About Genentech BioOncology
Genentech is committed to changing the way cancer is treated by establishing a broad oncology portfolio of innovative, targeted therapies with the goal of improving patients' lives. The company is the leading provider of anti-tumor therapeutics in the United States. Genentech is conducting clinical development programs for Rituxan® (Rituximab), Herceptin® (Trastuzumab), Avastin® (bevacizumab), and Tarceva® (erlotinib), and markets all four products in the United States, either alone (Avastin and Herceptin) or with Biogen Idec, Inc. (Rituxan) or OSI Pharmaceuticals, Inc. (Tarceva).

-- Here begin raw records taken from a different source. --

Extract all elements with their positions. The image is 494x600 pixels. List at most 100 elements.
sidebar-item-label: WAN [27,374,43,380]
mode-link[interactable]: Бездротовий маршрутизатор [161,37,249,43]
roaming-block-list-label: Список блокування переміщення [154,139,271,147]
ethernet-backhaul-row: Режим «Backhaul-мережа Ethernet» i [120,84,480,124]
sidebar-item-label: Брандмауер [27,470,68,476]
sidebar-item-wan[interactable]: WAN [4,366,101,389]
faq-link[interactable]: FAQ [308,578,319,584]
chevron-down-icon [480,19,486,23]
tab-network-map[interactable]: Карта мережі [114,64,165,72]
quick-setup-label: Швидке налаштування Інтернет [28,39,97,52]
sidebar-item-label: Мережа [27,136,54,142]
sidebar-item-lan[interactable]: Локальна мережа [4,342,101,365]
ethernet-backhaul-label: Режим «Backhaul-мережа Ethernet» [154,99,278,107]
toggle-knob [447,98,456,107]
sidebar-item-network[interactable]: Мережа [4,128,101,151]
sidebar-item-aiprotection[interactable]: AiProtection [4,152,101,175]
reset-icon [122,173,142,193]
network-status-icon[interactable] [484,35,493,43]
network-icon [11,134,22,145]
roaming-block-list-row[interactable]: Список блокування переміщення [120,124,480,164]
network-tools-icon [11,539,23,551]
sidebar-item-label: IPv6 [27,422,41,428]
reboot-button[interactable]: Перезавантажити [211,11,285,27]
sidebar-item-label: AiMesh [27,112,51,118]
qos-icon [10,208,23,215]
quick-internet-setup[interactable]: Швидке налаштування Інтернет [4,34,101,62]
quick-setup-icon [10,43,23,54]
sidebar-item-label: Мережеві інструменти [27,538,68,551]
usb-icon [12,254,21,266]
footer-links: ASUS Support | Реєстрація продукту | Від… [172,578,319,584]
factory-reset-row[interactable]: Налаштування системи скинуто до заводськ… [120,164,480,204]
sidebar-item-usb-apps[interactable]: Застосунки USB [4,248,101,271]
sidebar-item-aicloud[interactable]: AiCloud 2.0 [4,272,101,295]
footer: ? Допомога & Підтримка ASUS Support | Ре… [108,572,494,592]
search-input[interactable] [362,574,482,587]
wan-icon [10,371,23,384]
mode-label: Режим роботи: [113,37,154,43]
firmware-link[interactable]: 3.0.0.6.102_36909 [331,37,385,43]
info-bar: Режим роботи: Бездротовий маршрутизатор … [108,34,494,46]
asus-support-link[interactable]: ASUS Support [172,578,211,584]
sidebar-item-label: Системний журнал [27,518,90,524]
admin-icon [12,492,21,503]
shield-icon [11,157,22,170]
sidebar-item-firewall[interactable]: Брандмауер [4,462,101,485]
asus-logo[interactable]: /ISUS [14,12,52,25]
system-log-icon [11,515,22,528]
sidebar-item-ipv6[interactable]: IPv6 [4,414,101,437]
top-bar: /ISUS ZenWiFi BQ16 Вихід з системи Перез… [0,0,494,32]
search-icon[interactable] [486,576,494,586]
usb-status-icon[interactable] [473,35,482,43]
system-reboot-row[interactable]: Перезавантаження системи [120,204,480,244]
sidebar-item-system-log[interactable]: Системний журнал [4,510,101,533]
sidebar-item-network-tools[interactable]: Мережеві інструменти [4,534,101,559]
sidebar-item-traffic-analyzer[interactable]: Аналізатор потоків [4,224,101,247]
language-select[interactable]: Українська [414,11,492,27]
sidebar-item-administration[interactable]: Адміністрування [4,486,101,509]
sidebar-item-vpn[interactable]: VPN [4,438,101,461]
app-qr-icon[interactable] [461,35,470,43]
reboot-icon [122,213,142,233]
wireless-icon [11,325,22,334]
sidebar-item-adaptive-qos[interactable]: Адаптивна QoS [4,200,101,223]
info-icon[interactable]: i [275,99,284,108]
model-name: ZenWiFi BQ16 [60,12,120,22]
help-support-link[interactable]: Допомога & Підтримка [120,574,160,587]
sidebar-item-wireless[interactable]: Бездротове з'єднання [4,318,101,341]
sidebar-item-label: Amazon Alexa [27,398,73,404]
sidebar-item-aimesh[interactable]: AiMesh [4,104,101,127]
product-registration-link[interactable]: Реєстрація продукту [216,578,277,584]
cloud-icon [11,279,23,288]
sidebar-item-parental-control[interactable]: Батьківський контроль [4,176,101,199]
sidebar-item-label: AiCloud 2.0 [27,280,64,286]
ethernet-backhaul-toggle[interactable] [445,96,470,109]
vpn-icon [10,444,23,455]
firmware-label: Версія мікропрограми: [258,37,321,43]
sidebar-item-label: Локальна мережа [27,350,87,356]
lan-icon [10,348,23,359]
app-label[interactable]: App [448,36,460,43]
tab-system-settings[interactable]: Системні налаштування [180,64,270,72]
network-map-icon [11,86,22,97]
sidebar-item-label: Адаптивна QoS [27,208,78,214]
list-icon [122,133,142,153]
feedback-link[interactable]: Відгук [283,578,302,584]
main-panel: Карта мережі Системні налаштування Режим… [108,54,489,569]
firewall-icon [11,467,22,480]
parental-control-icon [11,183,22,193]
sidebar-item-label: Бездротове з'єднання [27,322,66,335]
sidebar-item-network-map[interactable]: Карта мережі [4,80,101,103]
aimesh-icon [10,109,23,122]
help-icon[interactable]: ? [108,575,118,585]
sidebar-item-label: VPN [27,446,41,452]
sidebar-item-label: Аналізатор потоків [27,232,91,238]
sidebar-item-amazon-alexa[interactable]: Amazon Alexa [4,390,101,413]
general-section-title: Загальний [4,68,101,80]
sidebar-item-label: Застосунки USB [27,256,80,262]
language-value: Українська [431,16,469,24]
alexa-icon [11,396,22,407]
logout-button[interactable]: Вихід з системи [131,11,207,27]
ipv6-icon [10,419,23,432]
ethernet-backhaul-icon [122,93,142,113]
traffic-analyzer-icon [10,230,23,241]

The company has a robust pipeline of potential oncology therapies with a focus on four key areas: angiogenesis, apoptosis (i.e., programmed cell death), the HER pathway, and B-cell biology. An investigational antibody directed at the HER pathway is currently in Phase II trials. In early development, are a small molecule directed at the hedgehog pathway and an investigational agent targeting apoptosis.
Founded 30 years ago, Genentech is a leading biotechnology company that discovers, develops, manufactures and commercializes biotherapeutics for significant unmet medical needs. A considerable number of the currently approved biotechnology products originated from or are based on Genentech science. Genentech manufactures and commercializes multiple biotechnology products directly in the United States and licenses several additional products to other companies. The company has headquarters in South San Francisco, Calif., and is listed on the New York Stock Exchange under the symbol DNA. For additional information about the company, please visit http://www.gene.com.
For the full prescribing information for Tarceva and the full prescribing information and Boxed Warnings for Rituxan, Herceptin, and Avastin, please visit http://www.gene.com.
This press release contains forward-looking statements regarding the timing for re-submission of the Avastin metastatic breast cancer sBLA and bringing Avastin to metastatic breast cancer patients. Such statements are predictions and involves risks and uncertainties such that the actual results may differ materially. Among other things, the timing for resubmitting the Avastin sBLA could be affected by unexpected safety, efficacy or manufacturing issues, availability or sufficiency of study data, additional time requirements for data preparation, collection or analyses, coordination with third parties or decision-making, need for additional data or clinical studies, discussions with the FDA, and FDA actions or delays; bringing Avastin to patients could be affected by all of the foregoing and by failure to receive or maintain FDA approval, competition, reimbursement, coverage, pricing, the ability to supply product, product withdrawal, new product approvals and launches, intellectual property or contract rights and higher than anticipated costs of sales or other expenses. Please also refer to Genentech's periodic reports filed with the Securities and Exchange Commission. Genentech disclaims, and does not undertake, any obligation to update or revise the forward-looking statements in this press release.